[GALERIA]
Od dłuższego czasu plotkowano o kryzysie aktorskiej pary. Joanna Brodzik i Paweł Wilczak postanowili jednak zawalczyć o miłość. Najpierw udali się na terapię. Teraz rozpoczęli prace nad wspólnym projektem. Wiele wskazuje na to, że znowu odzyskali radość życia.
Na krawędzi
Brodzik i Wilczak poznali się podczas prac nad serialem "Kasia i Tomek". Wydawali się parą idealną. Ale ostatnio w ich związku pojawił się kryzys. Choć nie chcą tego komentować, Wilczak pojawił się na premierze filmu "Kler" z inną kobietą. Zachowanie aktora mocno zaniepokoiło Joannę Brodzik.
- Przecież mają dwóch synów, którzy potrzebują i mamy, i taty. Poza tym są ze sobą związani. Wierzę, że uda im się ocalić swój dom - mówił jakiś czas temu informator "Na żywo".
Ogromne wsparcie
Para postanowiła po raz kolejny ocalić swój związek. Dzięki specjalistom doszli do porozumienia. Otrzymali też dużo wsparcia od rodziny i przyjaciół.
- Kocham i jestem kochana, raczej pomimo niż za. Wiem, że nie muszę być najlepsza i najpiękniejsza - mówiła przed laty Brodzik.
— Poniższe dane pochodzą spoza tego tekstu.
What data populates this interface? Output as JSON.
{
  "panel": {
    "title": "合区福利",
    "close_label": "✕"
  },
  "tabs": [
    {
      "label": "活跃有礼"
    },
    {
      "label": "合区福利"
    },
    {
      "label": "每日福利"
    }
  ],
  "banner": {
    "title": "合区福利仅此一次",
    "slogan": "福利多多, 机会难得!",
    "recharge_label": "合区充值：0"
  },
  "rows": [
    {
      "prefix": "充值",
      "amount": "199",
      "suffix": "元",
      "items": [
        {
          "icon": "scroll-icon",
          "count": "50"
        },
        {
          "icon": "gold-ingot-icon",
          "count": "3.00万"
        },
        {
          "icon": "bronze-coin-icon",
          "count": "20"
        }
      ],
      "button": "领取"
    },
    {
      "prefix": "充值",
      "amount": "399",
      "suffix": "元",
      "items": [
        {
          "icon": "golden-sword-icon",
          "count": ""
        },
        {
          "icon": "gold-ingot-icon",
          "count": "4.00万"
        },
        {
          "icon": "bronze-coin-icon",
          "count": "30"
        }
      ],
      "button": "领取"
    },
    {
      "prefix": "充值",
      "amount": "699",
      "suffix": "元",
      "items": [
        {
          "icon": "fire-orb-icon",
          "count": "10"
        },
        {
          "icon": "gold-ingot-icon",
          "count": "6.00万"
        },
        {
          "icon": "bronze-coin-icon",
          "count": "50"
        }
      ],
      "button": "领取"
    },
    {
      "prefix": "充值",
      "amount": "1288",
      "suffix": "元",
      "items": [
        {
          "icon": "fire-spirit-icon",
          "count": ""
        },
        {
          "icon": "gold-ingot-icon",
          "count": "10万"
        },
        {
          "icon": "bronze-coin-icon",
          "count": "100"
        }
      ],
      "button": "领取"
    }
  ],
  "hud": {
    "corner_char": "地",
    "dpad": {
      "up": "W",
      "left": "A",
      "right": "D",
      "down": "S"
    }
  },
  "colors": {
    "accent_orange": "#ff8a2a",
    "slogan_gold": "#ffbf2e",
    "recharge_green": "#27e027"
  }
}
Zdaje się, że te słowa są jak najbardziej aktualne.
Happy end?
Jakby tego było mało, para rozpoczęła właśnie prace nad wspólnym projektem filmowym. Joanna i Paweł po raz pierwszy zadebiutują w roli producentów. Obydwoje wierzą, że obecność na planie zdjęciowym zbliży ich do siebie jeszcze bardziej.
- Teraz wracamy z Pawłem do wspólnych działań, bo ten projekt jest naszym marzeniem. Doskonalimy go - powiedziała Brodzik w rozmowie z magazynem "Świat i Ludzie".
Jak mówią informatorzy gazety, para znowu jest blisko siebie i ma tę samą energię i radość jak 15 lat temu, kiedy poznali się na planie "Kasi i Tomka".
Miejmy nadzieję, że najgorsze mają już za sobą!